Nature-based solutions such as ecosystem restoration will play an indispensable role in addressing climate change, but a strong economic case will need to be made to convince policymakers, investors and business leaders to place them higher on the agenda.
“Whilst ecosystems have been the foundation of our economic growth, we have systematically destroyed the wealth that makes human life on this planet possible,” declared Joyce Msuya, acting executive director of UN Environment, at a live discussion in Nairobi for the Global Landscapes Forum Kyoto on 13 May.
Deforestation and ecosystem degradation have been the focus of a major U.N. campaign on ecosystem restoration, which will run from 2021 to 2030 and was adopted by the General Assembly in March this year. The decade aims to scale up the restoration of both terrestrial and aquatic ecosystems worldwide to reverse degradation, conserve biodiversity, protect livelihoods and boost food security.
And as Msuya and fellow panelists in Nairobi made clear, the restoration of degraded landscapes will generate substantial economic benefits as well – but only if greater efforts are made to obtain the investments needed. “We need to push for greater financing,” Msuya emphasized, adding that “only 3 percent of the public climate finance investments are currently channeled into agriculture, forestry, land use and natural resource management. This is way too little given the daunting challenges we have.”
The benefits of ecosystem restoration are expected to significantly exceed its costs: the Bonn Challenge, an earlier goal that aims to restore 350 million hectares of degraded ecosystems globally by 2030, will cost an estimated USD 800 billion but generate ecosystem services worth some USD 9 trillion, while also removing an estimated 13 to 26 gigatons of greenhouse gases from the atmosphere. The question is how to turn these benefits into economic incentives for governments, local communities and other stakeholders.
“We’ve got to make a business case for restoration,” argued Tony Simons, director general of World Agroforestry (ICRAF). He raised the example of forests and wetlands, which he described as “a nightmare for African governments – we’ve got a USD 10,000 per hectare asset, and we get less than USD 100 a year from it. Governments make money off cropping, tourism and mining areas, but forestry and wetlands are the two orphans that get neglected and don’t get the investment.”

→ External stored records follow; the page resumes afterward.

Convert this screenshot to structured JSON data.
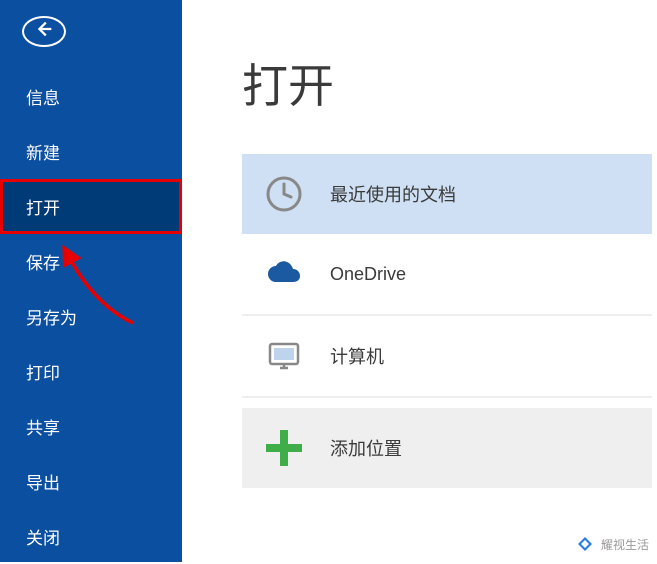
{
  "sidebar": {
    "items": [
      {
        "label": "信息"
      },
      {
        "label": "新建"
      },
      {
        "label": "打开"
      },
      {
        "label": "保存"
      },
      {
        "label": "另存为"
      },
      {
        "label": "打印"
      },
      {
        "label": "共享"
      },
      {
        "label": "导出"
      },
      {
        "label": "关闭"
      }
    ]
  },
  "page": {
    "title": "打开"
  },
  "options": {
    "recent": "最近使用的文档",
    "onedrive": "OneDrive",
    "computer": "计算机",
    "add_place": "添加位置"
  },
  "colors": {
    "sidebar": "#0b4fa0",
    "sidebar_active": "#003a77",
    "highlight": "#e60000",
    "selected_option": "#cfe0f4",
    "onedrive_blue": "#1b5aa1",
    "plus_green": "#3fae49"
  },
  "watermark": {
    "text": "耀视生活"
  }
}
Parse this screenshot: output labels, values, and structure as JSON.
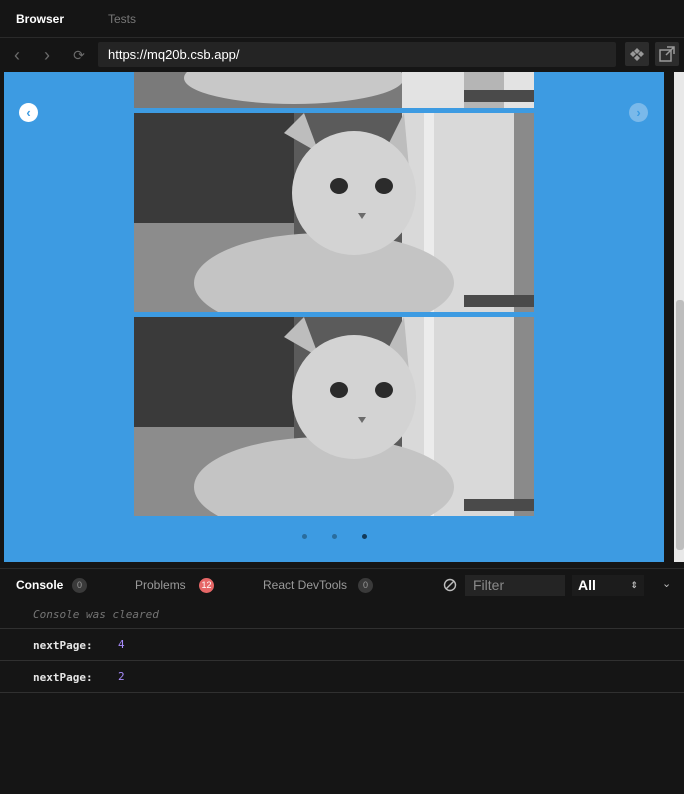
{
  "tabs": {
    "browser": "Browser",
    "tests": "Tests"
  },
  "nav": {
    "url": "https://mq20b.csb.app/"
  },
  "carousel": {
    "prev_arrow": "‹",
    "next_arrow": "›",
    "active_page_index": 3
  },
  "devtools": {
    "tabs": [
      {
        "label": "Console",
        "count": "0"
      },
      {
        "label": "Problems",
        "count": "12"
      },
      {
        "label": "React DevTools",
        "count": "0"
      }
    ],
    "filter_placeholder": "Filter",
    "level": "All",
    "console_cleared": "Console was cleared",
    "logs": [
      {
        "key": "nextPage:",
        "value": "4"
      },
      {
        "key": "nextPage:",
        "value": "2"
      }
    ]
  },
  "colors": {
    "accent": "#3d9be2",
    "badge_error": "#e66767",
    "log_value": "#a78bfa"
  }
}
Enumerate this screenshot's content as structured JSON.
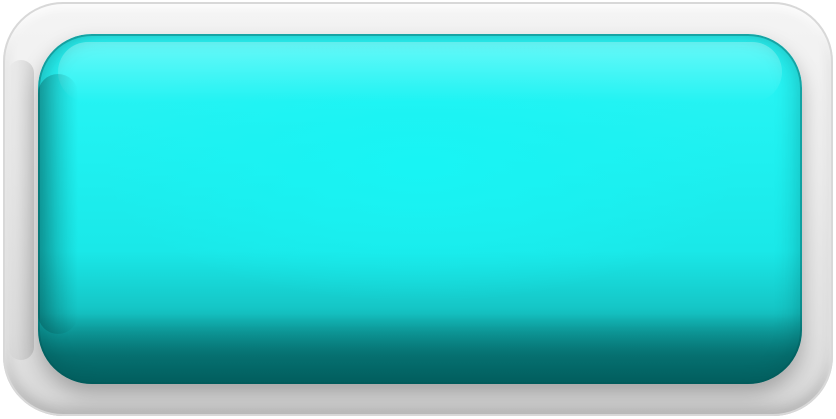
{
  "button": {
    "label": "",
    "face_color": "#1ff0f0",
    "frame_color": "#ededed"
  }
}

The only way to incentivize stakeholders to conserve these natural assets, he believes, is to re-price them to reflect their ecological rather than economic value. “The land is asset-rich, but with a poor annual return. So how do we transform that very valuable and rich asset into something that will generate returns to the land users, stewards, local communities and the government?”
New financing mechanisms could also be an important part of the solution, according to Elsie Attafuah, a technical advisor at the United Nations Development Programme (UNDP) and UN-REDD. In addition to traditional vertical funds such as the Green Climate Fund, she also highlights the potential of green bonds and risk-based instruments, as well as innovation and knowledge management through South-South cooperation and accelerator labs. “These are ways that countries can learn and see what others are doing and be challenged to even do more,” she explained.
But an equally key element of restoration could simply be improved communication. “We at the U.N. are very verbose sometimes,” Attafuah admitted. “We have to simplify the language” and frame the issue to fit the agenda of national governments. “The Minister of Finance doesn’t want to just hear about forests. He wants to hear about employment, trade and energy. The forest and restoration agenda needs to be seen as a locomotive that links other sectors together. That’s when they begin to listen.”
Ramping up ecosystem restoration will no doubt involve bringing together experts, policymakers and activists from a wide range of areas to solve interconnected issues – for instance, not merely addressing deforestation but also examining its linkages with agriculture, mining and energy. “We don’t have essential partnerships,” said Claire Nasike, a Food for Life Campaigner with Greenpeace Africa. “You find that scientists, botanists and ecologists are working in silos.”
Forging these partnerships and breaking these silos will be key to addressing all of these issues simultaneously, she argued. “If we can all come together and work together with one objective, then it is possible for us to achieve our objectives.”